Our culture needs more capacity to “say sorry'“
To most reasonable people, I’d like to believe that Alex Salmond’s assertion that both Nicola Sturgeon and the government’s harassment policy are “out to get him” is obviously nonsensical. Clearly, this is a man who’s had his ego bruised, and who – rather than receiving the telling-off the nine complainants’ case against him represented with grace and learning a lesson or two – is very publicly throwing his toys out of the pram instead. It is an unfortunate, but also supremely obvious strategy.
So why are we giving it so much attention?
Why are we wasting so much emotional energy on his tortuous and highly unlikely pursuit of alleged persecution? Even more astounding: why would we (as the media pundits are currently attempting to do) pin the future of Ms. Sturgeon’s political career on the outcome? Surely the Scottish people’s love of proper bureaucratic process cannot outweigh their common sense? There is something that is both absurd and highly familiar about how this story is unfolding, something which carries with it the sense of a foregone conclusion – which I would very much like to challenge.
“As we change our society, we must face up to the beliefs we have disowned and the actions we have unconsciously perpetuated.”
We humans have the extraordinary ability to compartmentalise our experience, to allow some aspects of ourselves into our conscious awareness, and to push others into the shadows. It is this capacity which has enabled our society to carry out innumerable acts of cruelty and violence (slavery, colonisation and the subjugation of women to name a few) while believing all the while in our moral integrity. As we change our society, we must face up to the beliefs we have disowned and the actions we have unconsciously perpetuated — to dredge them up into our shared attention, as painful as that process may be, so that they lose their power and can be changed.
The case against Salmond was an opportunity to do this very thing. Although Salmond won his case, the information that came to light about his conduct (whether or not it constituted a felony in the eyes of the law) told the story of an almost bygone era, in which it was socially permissible – even encouraged – for men to objectify women, and to claim access to their bodies as an expression of power and status. Salmond believed he did nothing wrong, because from the perspective of his culture he only did what was widely sanctioned – if consciously denied.
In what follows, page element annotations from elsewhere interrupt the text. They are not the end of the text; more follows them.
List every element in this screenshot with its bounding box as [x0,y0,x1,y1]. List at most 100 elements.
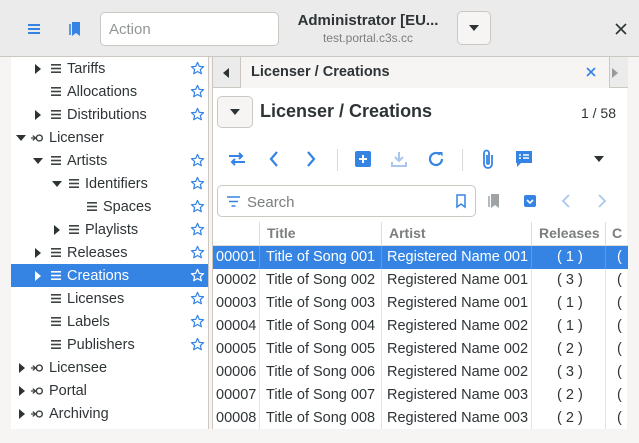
more-actions-button[interactable] [585,145,613,173]
table-row[interactable]: 00008 Title of Song 008 Registered Name … [213,407,628,429]
expander-right-icon[interactable] [16,362,28,374]
cell-divider [531,246,532,269]
tab-licenser-creations[interactable]: Licenser / Creations [240,57,610,88]
tree-item-identifiers[interactable]: Identifiers [11,172,208,195]
tree-item-licenser[interactable]: Licenser [11,126,208,149]
save-search-button[interactable] [516,187,544,215]
star-icon[interactable] [190,199,205,214]
window-close-button[interactable] [612,20,630,38]
search-box[interactable] [217,185,476,217]
tree-item-distributions[interactable]: Distributions [11,103,208,126]
star-icon[interactable] [190,61,205,76]
table-row[interactable]: 00007 Title of Song 007 Registered Name … [213,384,628,407]
tree-item-licenses[interactable]: Licenses [11,287,208,310]
attachment-button[interactable] [474,145,502,173]
column-header-artist[interactable]: Artist [389,225,426,241]
tree-item-portal[interactable]: Portal [11,379,208,402]
star-icon[interactable] [190,268,205,283]
cell-divider [381,315,382,338]
table-row[interactable]: 00002 Title of Song 002 Registered Name … [213,269,628,292]
expander-right-icon[interactable] [16,385,28,397]
star-icon[interactable] [190,291,205,306]
expander-down-icon[interactable] [51,178,63,190]
table-row[interactable]: 00006 Title of Song 006 Registered Name … [213,361,628,384]
triangle-down-icon [594,156,604,162]
table-row[interactable]: 00005 Title of Song 005 Registered Name … [213,338,628,361]
tree-item-releases[interactable]: Releases [11,241,208,264]
tab-scroll-right-button[interactable] [602,57,628,88]
triangle-right-icon [612,67,618,78]
triangle-left-icon [223,67,229,78]
bookmark-icon[interactable] [455,194,467,209]
tree-item-creations[interactable]: Creations [11,264,208,287]
expander-right-icon[interactable] [16,408,28,420]
save-button[interactable] [385,145,413,173]
window-menu-button[interactable] [457,11,491,45]
expander-down-icon[interactable] [32,155,44,167]
plus-box-icon [355,151,371,167]
cell-c: ( [617,387,622,403]
tree-item-tariffs[interactable]: Tariffs [11,57,208,80]
search-input[interactable] [247,192,447,212]
cell-divider [259,407,260,429]
new-record-button[interactable] [349,145,377,173]
tree-item-label: Spaces [103,198,152,215]
tree-item-publishers[interactable]: Publishers [11,333,208,356]
view-menu-button[interactable] [217,96,253,128]
table-row[interactable]: 00003 Title of Song 003 Registered Name … [213,292,628,315]
saved-searches-button[interactable] [480,187,508,215]
previous-record-button[interactable] [260,145,288,173]
tree-item-label: Identifiers [85,175,148,192]
tree-item-allocations[interactable]: Allocations [11,80,208,103]
table-row[interactable]: 00001 Title of Song 001 Registered Name … [213,246,628,269]
switch-view-button[interactable] [223,145,251,173]
notes-button[interactable] [510,145,538,173]
column-header-c[interactable]: C [612,225,622,241]
tree-item-playlists[interactable]: Playlists [11,218,208,241]
tree-item-artists[interactable]: Artists [11,149,208,172]
cell-releases: ( 3 ) [557,364,583,380]
tree-item-licensee[interactable]: Licensee [11,356,208,379]
star-icon[interactable] [190,337,205,352]
cell-divider [259,338,260,361]
reload-button[interactable] [422,145,450,173]
menu-button[interactable] [16,11,52,47]
expander-right-icon[interactable] [32,270,44,282]
previous-page-button[interactable] [552,187,580,215]
star-icon[interactable] [190,107,205,122]
tab-scroll-left-button[interactable] [213,57,239,88]
tree-item-label: Labels [67,313,110,330]
cell-divider [605,292,606,315]
expander-right-icon[interactable] [32,63,44,75]
cell-releases: ( 2 ) [557,341,583,357]
expander-right-icon[interactable] [32,247,44,259]
cell-divider [259,292,260,315]
next-record-button[interactable] [297,145,325,173]
tree-item-spaces[interactable]: Spaces [11,195,208,218]
archive-icon [524,195,536,207]
table-row[interactable]: 00004 Title of Song 004 Registered Name … [213,315,628,338]
star-icon[interactable] [190,176,205,191]
switch-arrows-icon [229,152,245,166]
column-header-title[interactable]: Title [267,225,296,241]
expander-down-icon[interactable] [15,132,27,144]
table-header: Title Artist Releases C [213,222,628,246]
action-input[interactable] [100,12,279,46]
expander-right-icon[interactable] [32,109,44,121]
chevron-right-icon [598,194,607,208]
cell-divider [259,384,260,407]
next-page-button[interactable] [588,187,616,215]
column-header-releases[interactable]: Releases [539,225,600,241]
close-icon[interactable] [585,66,597,78]
star-icon[interactable] [190,245,205,260]
star-icon[interactable] [190,153,205,168]
expander-right-icon[interactable] [51,224,63,236]
tree-item-archiving[interactable]: Archiving [11,402,208,425]
star-icon[interactable] [190,84,205,99]
favorites-button[interactable] [57,11,93,47]
cell-divider [381,361,382,384]
tree-item-label: Artists [67,152,108,169]
star-icon[interactable] [190,222,205,237]
star-icon[interactable] [190,314,205,329]
tree-item-labels[interactable]: Labels [11,310,208,333]
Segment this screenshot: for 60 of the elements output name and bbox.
“A public boundary has been held, a line in the sand drawn”
The fact that a case was held against him sends a message that societal values are changing. It is no longer acceptable for women’s personal sovereignty to be undermined and invaded by those in positions of power. A public boundary has been held, a line in the sand drawn. We are very close to acknowledging an injustice that has been perpetuated in our own hearts and on our own lands for many centuries. And yet change can be a shaky and tender process. The temptation to let it all slip back into the darkness is strong.
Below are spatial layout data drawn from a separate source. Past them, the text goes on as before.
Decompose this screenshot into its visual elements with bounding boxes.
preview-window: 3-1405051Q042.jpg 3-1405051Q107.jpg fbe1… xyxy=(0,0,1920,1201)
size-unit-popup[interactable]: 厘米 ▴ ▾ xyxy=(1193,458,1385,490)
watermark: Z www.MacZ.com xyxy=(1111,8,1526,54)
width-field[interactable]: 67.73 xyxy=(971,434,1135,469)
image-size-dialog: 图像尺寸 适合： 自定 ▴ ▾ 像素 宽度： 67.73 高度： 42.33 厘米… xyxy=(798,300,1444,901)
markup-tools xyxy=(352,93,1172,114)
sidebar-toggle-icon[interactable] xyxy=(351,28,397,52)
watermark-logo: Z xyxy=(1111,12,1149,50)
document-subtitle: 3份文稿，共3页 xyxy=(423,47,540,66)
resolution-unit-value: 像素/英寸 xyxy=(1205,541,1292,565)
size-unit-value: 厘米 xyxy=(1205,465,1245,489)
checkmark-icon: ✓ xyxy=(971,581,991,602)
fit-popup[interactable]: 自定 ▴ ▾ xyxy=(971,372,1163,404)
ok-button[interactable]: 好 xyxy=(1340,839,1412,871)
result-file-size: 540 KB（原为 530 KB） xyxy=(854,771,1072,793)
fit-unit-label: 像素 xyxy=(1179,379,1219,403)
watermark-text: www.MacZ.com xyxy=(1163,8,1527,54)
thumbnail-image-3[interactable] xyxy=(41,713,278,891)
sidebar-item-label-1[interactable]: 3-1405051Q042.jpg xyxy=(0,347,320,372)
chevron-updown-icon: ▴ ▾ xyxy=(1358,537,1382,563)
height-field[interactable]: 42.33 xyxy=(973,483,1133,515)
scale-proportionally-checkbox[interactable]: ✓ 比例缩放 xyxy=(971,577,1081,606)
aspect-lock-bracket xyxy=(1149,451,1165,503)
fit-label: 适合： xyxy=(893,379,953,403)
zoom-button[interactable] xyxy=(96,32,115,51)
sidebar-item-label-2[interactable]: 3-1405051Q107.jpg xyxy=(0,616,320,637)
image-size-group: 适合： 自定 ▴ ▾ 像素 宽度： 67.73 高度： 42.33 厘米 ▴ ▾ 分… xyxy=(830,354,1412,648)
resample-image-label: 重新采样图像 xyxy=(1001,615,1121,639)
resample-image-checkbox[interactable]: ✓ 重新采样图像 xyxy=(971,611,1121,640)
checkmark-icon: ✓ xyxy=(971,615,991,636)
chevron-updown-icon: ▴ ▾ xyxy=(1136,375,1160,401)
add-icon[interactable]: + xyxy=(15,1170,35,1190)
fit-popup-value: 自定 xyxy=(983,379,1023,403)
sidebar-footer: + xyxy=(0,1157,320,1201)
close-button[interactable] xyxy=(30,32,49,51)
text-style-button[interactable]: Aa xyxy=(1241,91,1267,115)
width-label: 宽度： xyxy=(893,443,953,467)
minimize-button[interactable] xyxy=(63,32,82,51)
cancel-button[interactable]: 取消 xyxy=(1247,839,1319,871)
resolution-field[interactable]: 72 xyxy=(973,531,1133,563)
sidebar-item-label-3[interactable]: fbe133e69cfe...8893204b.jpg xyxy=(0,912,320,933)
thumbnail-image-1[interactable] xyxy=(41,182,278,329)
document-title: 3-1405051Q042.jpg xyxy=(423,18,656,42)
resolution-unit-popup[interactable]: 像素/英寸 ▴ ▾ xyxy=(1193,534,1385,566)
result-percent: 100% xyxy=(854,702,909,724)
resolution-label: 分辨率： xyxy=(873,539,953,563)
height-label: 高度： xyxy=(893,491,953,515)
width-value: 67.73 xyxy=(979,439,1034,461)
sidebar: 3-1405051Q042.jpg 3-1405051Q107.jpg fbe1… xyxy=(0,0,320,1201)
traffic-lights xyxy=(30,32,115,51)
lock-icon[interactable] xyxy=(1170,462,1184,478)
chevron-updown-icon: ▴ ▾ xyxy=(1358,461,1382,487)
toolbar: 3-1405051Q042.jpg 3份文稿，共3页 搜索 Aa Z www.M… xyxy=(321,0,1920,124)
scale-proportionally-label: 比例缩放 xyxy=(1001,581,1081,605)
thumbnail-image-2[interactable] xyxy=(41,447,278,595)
How is it possible that it is now not Salmond but Sturgeon who is effectively on trial? This is a classic case of gaslighting: that age-old twist of logic – or perhaps, of consciousness – by which a perpetrator of wrongdoing transforms themselves into the victim, and their accuser into the assailant.
“For this kind of change to take root, however, it must be collectively acknowledged and maturely upheld.”
I cannot allow the new growth I witness towards a more equitable and humane social future in Scotland to be buried and twisted under a flurry of red herrings. What Salmond calls a “conspiracy” I will call by a better name: change. Good change. In a sense, if Salmond thinks he’s being conspired against it’s because it is true. He acted badly, and the laws – and public opinion – are finally catching up. For this kind of change to take root, however, it must be collectively acknowledged and maturely upheld. The First Minister is setting an excellent example in her humanity, sensitivity, and clarity of boundaries in regards to Salmond, and I suggest that we all follow suit.
Let’s not make any more sacrifices on the altar of our collective unconsciousness, shall we?
It’s time to say sorry.
“I think the only person who should apologise for any behaviour on his part which he was asked to do on Friday and failed to do is Alex Salmond."
— Nicola Sturgeon, March 2021
“You talked in quite striking terms about the injury done to you by this whole process, this whole experience, but you made no mention of the considerable distress and misery caused to certain women at the heart of this”.
— Alex Cole-Hamilton, February 2021
“The first step before anybody else can try to come to terms with that is that Alex has to himself show any sort of sign of acknowledging how people feel about how he behaved while he was first minister … “But there are a number of women out there who believe he behaved inappropriately towards them and he has shown, even now, no sense of reflection or contrition, or even an acknowledgement of that.